Das Gesetz gegen Lohn- und Sozialdumping wirkt, sagt Sozialminister Rudolf Hundstorfer (SPÖ). Seit der endgültigen Ostöffnung Anfang Mai ist in Österreich Unterentlohnung gesetzlich unter Strafe gestellt. Erste Schwerpunktkontrollen in der vor allem betroffenen Baubranche zeigen: Bis zu zehn Prozent der Baufirmen stehen im Verdacht, ihren Arbeitnehmern zu wenig zu bezahlen.

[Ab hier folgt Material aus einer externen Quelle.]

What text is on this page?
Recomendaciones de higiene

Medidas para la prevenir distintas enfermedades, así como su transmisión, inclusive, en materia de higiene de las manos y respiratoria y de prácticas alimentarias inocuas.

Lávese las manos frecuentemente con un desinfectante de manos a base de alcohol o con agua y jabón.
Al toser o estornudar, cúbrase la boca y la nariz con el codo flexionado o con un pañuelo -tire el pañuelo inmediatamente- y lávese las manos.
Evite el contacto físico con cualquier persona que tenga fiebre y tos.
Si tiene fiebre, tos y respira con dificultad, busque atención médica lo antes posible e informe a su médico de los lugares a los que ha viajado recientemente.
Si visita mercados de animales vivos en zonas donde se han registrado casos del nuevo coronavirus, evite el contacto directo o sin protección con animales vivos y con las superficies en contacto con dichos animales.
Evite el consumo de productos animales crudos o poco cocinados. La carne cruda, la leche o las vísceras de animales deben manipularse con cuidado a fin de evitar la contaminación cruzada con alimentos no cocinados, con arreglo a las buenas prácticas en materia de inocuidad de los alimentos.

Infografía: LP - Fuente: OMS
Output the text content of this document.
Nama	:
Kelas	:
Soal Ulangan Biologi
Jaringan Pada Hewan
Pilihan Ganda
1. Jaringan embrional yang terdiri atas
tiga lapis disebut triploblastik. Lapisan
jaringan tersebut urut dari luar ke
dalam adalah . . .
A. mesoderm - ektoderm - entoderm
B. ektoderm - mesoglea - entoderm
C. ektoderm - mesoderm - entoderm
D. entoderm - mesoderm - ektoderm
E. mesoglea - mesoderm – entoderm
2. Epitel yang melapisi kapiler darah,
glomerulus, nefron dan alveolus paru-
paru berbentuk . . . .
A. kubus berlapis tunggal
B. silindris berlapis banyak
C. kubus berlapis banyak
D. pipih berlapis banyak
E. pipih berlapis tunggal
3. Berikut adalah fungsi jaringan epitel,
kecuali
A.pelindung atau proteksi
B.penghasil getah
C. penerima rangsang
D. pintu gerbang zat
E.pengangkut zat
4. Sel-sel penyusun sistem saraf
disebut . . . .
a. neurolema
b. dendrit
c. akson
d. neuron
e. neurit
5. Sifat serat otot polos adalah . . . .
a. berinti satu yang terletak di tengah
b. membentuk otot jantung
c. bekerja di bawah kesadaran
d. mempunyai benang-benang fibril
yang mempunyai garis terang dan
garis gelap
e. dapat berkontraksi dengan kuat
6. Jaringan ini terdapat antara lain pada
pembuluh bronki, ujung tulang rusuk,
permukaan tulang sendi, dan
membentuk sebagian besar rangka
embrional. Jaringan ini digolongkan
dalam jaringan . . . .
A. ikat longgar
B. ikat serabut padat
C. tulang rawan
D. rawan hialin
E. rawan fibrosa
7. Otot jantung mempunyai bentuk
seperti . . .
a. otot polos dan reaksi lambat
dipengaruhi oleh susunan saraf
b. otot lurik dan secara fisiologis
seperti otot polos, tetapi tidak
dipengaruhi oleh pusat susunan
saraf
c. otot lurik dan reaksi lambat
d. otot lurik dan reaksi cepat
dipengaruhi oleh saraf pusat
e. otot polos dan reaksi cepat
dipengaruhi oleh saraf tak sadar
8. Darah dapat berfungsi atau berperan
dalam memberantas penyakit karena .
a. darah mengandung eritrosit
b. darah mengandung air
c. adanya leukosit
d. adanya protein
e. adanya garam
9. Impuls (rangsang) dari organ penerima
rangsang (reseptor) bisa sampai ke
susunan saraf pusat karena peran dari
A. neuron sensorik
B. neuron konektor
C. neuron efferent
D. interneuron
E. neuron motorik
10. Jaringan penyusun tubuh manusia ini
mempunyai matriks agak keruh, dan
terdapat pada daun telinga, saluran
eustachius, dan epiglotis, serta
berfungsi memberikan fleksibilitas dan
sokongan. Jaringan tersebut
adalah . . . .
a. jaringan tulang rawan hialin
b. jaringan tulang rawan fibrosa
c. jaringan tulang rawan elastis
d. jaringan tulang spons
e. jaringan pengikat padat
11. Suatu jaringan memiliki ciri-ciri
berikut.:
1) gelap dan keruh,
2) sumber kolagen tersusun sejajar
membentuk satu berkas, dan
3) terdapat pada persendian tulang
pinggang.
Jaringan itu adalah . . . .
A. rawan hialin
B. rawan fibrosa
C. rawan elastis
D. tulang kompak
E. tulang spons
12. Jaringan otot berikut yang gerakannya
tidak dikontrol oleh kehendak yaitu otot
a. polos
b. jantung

Mittagsjournal, 07.11.2011

Klagen und Strafen

Nur 2,78 Euro Stundenlohn statt bis zu 12 Euro wie im Kollektivvertrag vorgesehen - so viel beziehungsweise wenig haben fünf polnische Isolierer auf einer heimischen Baustelle bekommen, beauftragt von einem österreichischen Bauunternehmer, erzählt Gewerkschafter Josef Muchitsch, zuständig für die Schwerpunktkontrollen am Bau. Und er weiß auch noch von anderen Beispielen zu berichten: So beklagten sich 17 Arbeitnehmer aus Litauen, dass sie nach sechs Wochen als Isolierer nicht mehr als 600 Euro erhalten hatten. Es wurde Anzeige erstattet, der deutsche Bauunternehmer musste knapp 400.000 Euro Strafe bezahlen.

Schwerpunkt Bau

Etwa vier von fünf Lohndumping-Fällen finden am Bau statt, schätzt Muchitsch. Dort gibt es bei fast jeder zehnten Firma Verdachtsfälle, zeigen die Kontrollen. Insgesamt gibt es seit Anfang Mai 263 Verdachtsfälle und 46 Anzeigen mit in Summe über zwei Millionen Euro Strafe, sagt Sozialminister Hundstorfer. Das Gesetz sei nicht zahnlos, sondern einfach notwendig. Der hohe Strafrahmen schrecke entsprechend ab. Eines sei aber auch klar: Wenn gestraft werden muss, dann gibt es immer auch einen österreichischen Auftraggeber, der letztlich dazu führe, dass es Unterschreitungen oder Missbrauch geben könne.

Nicht nur Osteuropa-Problem

Lohndumping-Fälle in Österreich sind kein osteuropäisches Phänomen, ergänzt Josef Muchitsch. Die Verdachtsfälle kämen aus ganz Europa. Insgesamt sind seit der völligen Ostöffnung des Arbeitsmarktes Anfang Mai im übrigen 19.808 neue Arbeitnehmer nach Österreich gekommen, von einer "Millionenschwemme" könne also keine Rede sein, so Hundstorfer.